Obon… Festival of ancestors — 3 Comments

  1. Dear Dr. Bloom…It has been a very long time since I have logged on to a Buddhist Chat room ( where we met ). Rev.Kabota officiated the funeral for a friend this weekend. I had not met him, since I do not attend our temple at Enmanji very often. When I found out he was from Hawaii, I asked him if he knew you. Of course he did and he mentioned that you were having some health issues. This happens to often to us seniors. I wanted to send you this message, in hopes that you are doing well. I also want to thank you for all of the kind offerings of wisdom and guidance through the years. Life seems to have a way of taking me off course, but it is always wonderful to find those silver thread of connectivity.
    In gassho,
    Mayko

  2. I enjoyed your data. Like yourself, my background was fundamental Christian. In the late 1990’s, I moved towards metaphysics. In 2001, I started in Tibetan Buddhism, then vedic, and more. It took alot of courage to go o/s the Christian readings for I was taught that the devil would get me if I read different literature.
    Shin appeals to me since gaining liberation is so difficult in this age. I see so many parallels in other teaching such as the last days in the new testament, kali yuga in the vedas and the dharma ending period of Buddhism. In southern Calif., I went to 2 different shin temple/churches and was displeased. One taught the pure land w/ such a vagueness and then the social hour began afterwards. THe other, talked about a man w/ a terminal illness and just accepted the disease w/o combating it w/ divine absolute truth and gaining ascendency of a whole person and the congregation was supposed to accept the we can do nothing about sickness and the illusion of it. I like the teaching of pure land but one has to know how to overcome the mortal dream now so why can live in dominion instead of succumbing to so-called evil. I want to work diligently now for my liberation in order to have a productive peaceful life but still work w/ my vow to be reborn in sukhavati. Please give feedback. Also, I have written to various mahayana sanghas looking for a teacher to commune w/ online and have found none. I guess I will stay a solitary realizer.

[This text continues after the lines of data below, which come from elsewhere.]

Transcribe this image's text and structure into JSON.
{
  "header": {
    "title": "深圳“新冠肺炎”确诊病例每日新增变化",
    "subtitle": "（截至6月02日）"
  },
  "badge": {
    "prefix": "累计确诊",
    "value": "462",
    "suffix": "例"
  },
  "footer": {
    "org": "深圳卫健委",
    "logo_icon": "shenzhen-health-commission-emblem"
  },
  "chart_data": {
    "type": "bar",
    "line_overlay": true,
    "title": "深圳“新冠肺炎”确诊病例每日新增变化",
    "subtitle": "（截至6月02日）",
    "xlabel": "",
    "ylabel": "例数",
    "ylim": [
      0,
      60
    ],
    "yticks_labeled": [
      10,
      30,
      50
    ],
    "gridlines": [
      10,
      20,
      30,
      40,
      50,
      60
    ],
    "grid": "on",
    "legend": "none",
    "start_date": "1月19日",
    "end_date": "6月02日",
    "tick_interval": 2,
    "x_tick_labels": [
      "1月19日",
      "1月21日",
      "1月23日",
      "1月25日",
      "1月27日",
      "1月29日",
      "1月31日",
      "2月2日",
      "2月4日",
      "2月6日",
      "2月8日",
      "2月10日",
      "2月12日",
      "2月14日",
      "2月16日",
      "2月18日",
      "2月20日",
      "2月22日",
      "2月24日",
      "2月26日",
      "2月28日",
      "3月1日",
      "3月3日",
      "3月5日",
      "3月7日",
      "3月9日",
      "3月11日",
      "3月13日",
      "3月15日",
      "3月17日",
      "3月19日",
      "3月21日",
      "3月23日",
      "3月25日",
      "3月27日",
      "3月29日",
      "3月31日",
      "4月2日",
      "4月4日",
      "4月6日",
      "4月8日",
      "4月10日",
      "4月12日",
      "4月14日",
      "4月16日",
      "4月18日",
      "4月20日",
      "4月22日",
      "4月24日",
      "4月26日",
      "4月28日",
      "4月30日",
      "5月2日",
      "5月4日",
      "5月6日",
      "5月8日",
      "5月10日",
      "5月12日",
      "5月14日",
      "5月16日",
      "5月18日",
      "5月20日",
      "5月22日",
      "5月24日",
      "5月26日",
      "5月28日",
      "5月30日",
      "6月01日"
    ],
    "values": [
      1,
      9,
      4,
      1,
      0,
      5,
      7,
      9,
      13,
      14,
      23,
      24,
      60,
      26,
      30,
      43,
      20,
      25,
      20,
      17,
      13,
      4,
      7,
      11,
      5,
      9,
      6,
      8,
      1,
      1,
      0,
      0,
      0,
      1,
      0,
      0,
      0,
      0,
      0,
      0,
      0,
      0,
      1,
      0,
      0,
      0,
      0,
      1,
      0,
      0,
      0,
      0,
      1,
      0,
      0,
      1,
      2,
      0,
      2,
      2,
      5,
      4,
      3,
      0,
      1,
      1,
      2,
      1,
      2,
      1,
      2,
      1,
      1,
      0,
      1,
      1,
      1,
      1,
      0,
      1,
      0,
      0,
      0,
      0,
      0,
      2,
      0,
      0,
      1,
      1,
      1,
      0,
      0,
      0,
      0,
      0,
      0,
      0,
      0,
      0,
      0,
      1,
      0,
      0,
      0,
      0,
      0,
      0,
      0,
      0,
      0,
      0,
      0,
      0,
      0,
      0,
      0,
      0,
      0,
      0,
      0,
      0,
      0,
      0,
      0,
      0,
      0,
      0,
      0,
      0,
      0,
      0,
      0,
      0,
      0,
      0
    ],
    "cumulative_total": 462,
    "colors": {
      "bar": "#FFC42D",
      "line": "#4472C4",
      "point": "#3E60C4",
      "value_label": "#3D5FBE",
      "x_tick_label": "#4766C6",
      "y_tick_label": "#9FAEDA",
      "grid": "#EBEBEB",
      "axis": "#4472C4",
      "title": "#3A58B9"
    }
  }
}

  3. dear Mr Bloom, Ghasso

    thanks for explaining the meaning of Obon. I have seen many festivals starting in 1960 in Hawaii, when filling in for a pastor at a chapel as he went to the mainland for some r&r. I was so taken by the music, drums, and dancers, that I walked on the sidewalk beside them the whole length of the ‘parade.’ when it was explained to me, I wished that I could join them.

    For years while living in san Francisco, each year the obon parade gave me the same thrill. who knew that Amida Butsu was gently calling from 1960 to 2010!! I am a very happy person. especially since going right back to Hawaii, I have had the gift of your experience and advice, and a growing wish to be once more in Hawaii ney.

    I am going to start studying the online course again, this time finishing it!